As before, this page will first list a number of observations about the Voynich MS syntax or grammar that may be found in the earlier literature, and then concentrate on analyses that have been performed more recently. The latter includes among others cluster analyses detecting variation of language 'usage' across the MS and long-range correlation studies which indicate that the MS text seems to behave just like normal language.
Several sources list 'odd features' of the MS text. In order to present a complete overview, they will be collected here. (Though this is not yet complete).
(Note: Tiltman treats f as a variant form of k and p as a variant form of t. In the following, characters or sequences in parentheses represent such variant forms).
'Unattached' finals scattered throughout language 'B' texts in considerable profusion; generally much less noticeable in Language 'A'.
Several authors have remarked that the MS curiously lacks repeated phrases of 2 or more words. Such repeated expressions would typically be expected, for example, in the herbal section, as may be observed in editions of medieval herbal MSs (4). Various different mechanisms can be proposed that would lead to this phenomenon (e.g. word transposition or scrambling). It could also be an indication that the text is meaningless. Furthermore, it may be partly due to errors in the text and the fact that orthography was not yet standardised, though one may seriously doubt whether that is sufficient to explain it. This is something that could be tested numerically, by taking an edited text and introducing errors and non-standard orthography. I do not believe that this has been attempted so far. In any case, the reason for the missing long repeats is so far not understood, and it remains a key issue.

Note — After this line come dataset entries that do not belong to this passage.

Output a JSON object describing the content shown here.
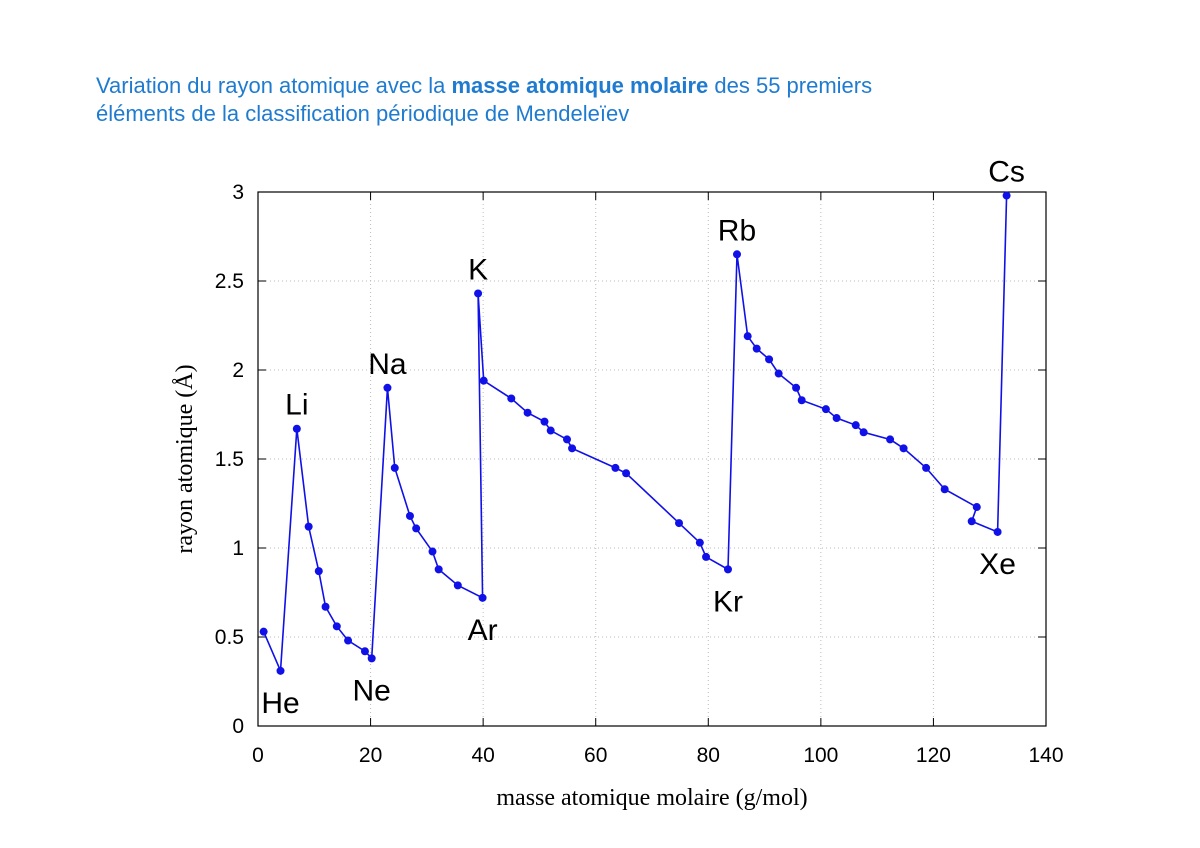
{
  "chart_data": {
    "type": "line",
    "title": [
      "Variation du rayon atomique avec la ",
      "masse atomique molaire",
      " des 55 premiers",
      "éléments de la classification périodique de Mendeleïev"
    ],
    "xlabel": "masse atomique molaire (g/mol)",
    "ylabel": "rayon atomique (Å)",
    "x": [
      1,
      4,
      6.9,
      9,
      10.8,
      12,
      14,
      16,
      19,
      20.2,
      23,
      24.3,
      27,
      28.1,
      31,
      32.1,
      35.5,
      39.9,
      39.1,
      40.1,
      45,
      47.9,
      50.9,
      52,
      54.9,
      55.8,
      63.5,
      65.4,
      74.8,
      78.5,
      79.6,
      83.5,
      85.1,
      87,
      88.6,
      90.8,
      92.5,
      95.6,
      96.6,
      100.9,
      102.8,
      106.2,
      107.6,
      112.3,
      114.7,
      118.7,
      122,
      127.7,
      126.8,
      131.4,
      133
    ],
    "series": [
      {
        "name": "rayon atomique",
        "color": "#1010e8",
        "values": [
          0.53,
          0.31,
          1.67,
          1.12,
          0.87,
          0.67,
          0.56,
          0.48,
          0.42,
          0.38,
          1.9,
          1.45,
          1.18,
          1.11,
          0.98,
          0.88,
          0.79,
          0.72,
          2.43,
          1.94,
          1.84,
          1.76,
          1.71,
          1.66,
          1.61,
          1.56,
          1.45,
          1.42,
          1.14,
          1.03,
          0.95,
          0.88,
          2.65,
          2.19,
          2.12,
          2.06,
          1.98,
          1.9,
          1.83,
          1.78,
          1.73,
          1.69,
          1.65,
          1.61,
          1.56,
          1.45,
          1.33,
          1.23,
          1.15,
          1.09,
          2.98
        ]
      }
    ],
    "point_labels": [
      null,
      "He",
      "Li",
      null,
      null,
      null,
      null,
      null,
      null,
      "Ne",
      "Na",
      null,
      null,
      null,
      null,
      null,
      null,
      "Ar",
      "K",
      null,
      null,
      null,
      null,
      null,
      null,
      null,
      null,
      null,
      null,
      null,
      null,
      "Kr",
      "Rb",
      null,
      null,
      null,
      null,
      null,
      null,
      null,
      null,
      null,
      null,
      null,
      null,
      null,
      null,
      null,
      null,
      "Xe",
      "Cs"
    ],
    "xlim": [
      0,
      140
    ],
    "xticks": [
      0,
      20,
      40,
      60,
      80,
      100,
      120,
      140
    ],
    "ylim": [
      0,
      3
    ],
    "yticks": [
      0,
      0.5,
      1,
      1.5,
      2,
      2.5,
      3
    ],
    "grid": true
  }
}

The principle of cluster analysis has been explained briefly in the introductory page. Typically, it is applied to the MS text after it has been split into pages, in order to analyse the correspondence between the texts of the different pages. They tend to confirm Currier's split between A and B languages, but also demonstrate that there are additional details. For the time being, I just list the following contributions, most of which may be read on-line.
This technique, used by Brendan McKay and Mark Perakh, has been applied to a number of plain language texts and also the Voynich MS. While the principle behind the computed statistic is not fully understood, it clearly appears that meaningful texts generate a particular curve exhibiting one minimum, which is equally observed for the Voynich MS. If the words in the text are shuffled around arbitrarily, the curve changes into a flat line.
The tentative conclusion is that the text in the Voynich MS appears to represent something meaningful. The >>articles are available online
In a 2001 paper in Cryptologia (6) Gabriel Landini comes to a very similar conclusion.
Amancio et al. published a paper in 2013 (7), based on the results of applying 'big data' analysis techniques to the Voynich MS text. This paper is >>available on-line. It does not concentrate only on the Voynich MS, but looks at it as an example. The main conclusion is that the text in the Voynich MS is significantly different from a scrabled version of the same text, i.e. it is not an arbitrary sequence of words.
The important 2007 paper by A. Schinner (8) deserves a thorough discussion, which will be added here shortly. It treats several anomalies of the Voynich MS text, such as vertical patterns, and anomalous 'random walk' behaviour, which led the author to conclude that the text is possibly meaningless, and the result of a hoax.
Torsten Timm wrote a paper in 2014, with the most recent revision in Dec.2015, which is >>available on-line here in which he proposes a method by which the Voynich MS would have been created. This works along the lines of the vertical patterns mentioned above. Apart from the theory, it includes a large number of additional statistics.
In a study looking at different statistics of word pairs, where the pair of words in question may be adjacent in the text, or separated by any number of intermediate words, Fincher noted that the text in the Voynich MS does not at all behave in the same way as plain texts in several known languages. I don't know whether the paper is available on-line. The analysis is closely related to the problem of lack of repeating strings, and also suffers from possible inconsistent spelling and errors in the text or transliteration.
Sravana Reddy and Kevin Knight produced a publication in 2011 (9) with a large selection of old and new statistics of the text of the Voynich MS, titled "What we know about the Voynich MS".
Some of the statistics and results of Reddy and Knight are revisited, and shown graphically, on >>this page by Sean Palmer.
The publication in 2013 by Montemurro and Zanette (10) received quite a bit of attention in the media because, contrary to the work of Rugg and Schinner, it appears to demonstrate that the Voynich MS contains a meaningful message. To be discussed in more detail.
In 2014 a group of students under prof. Derek Abbott performed an extensive series of analyses which are presented in an online wiki.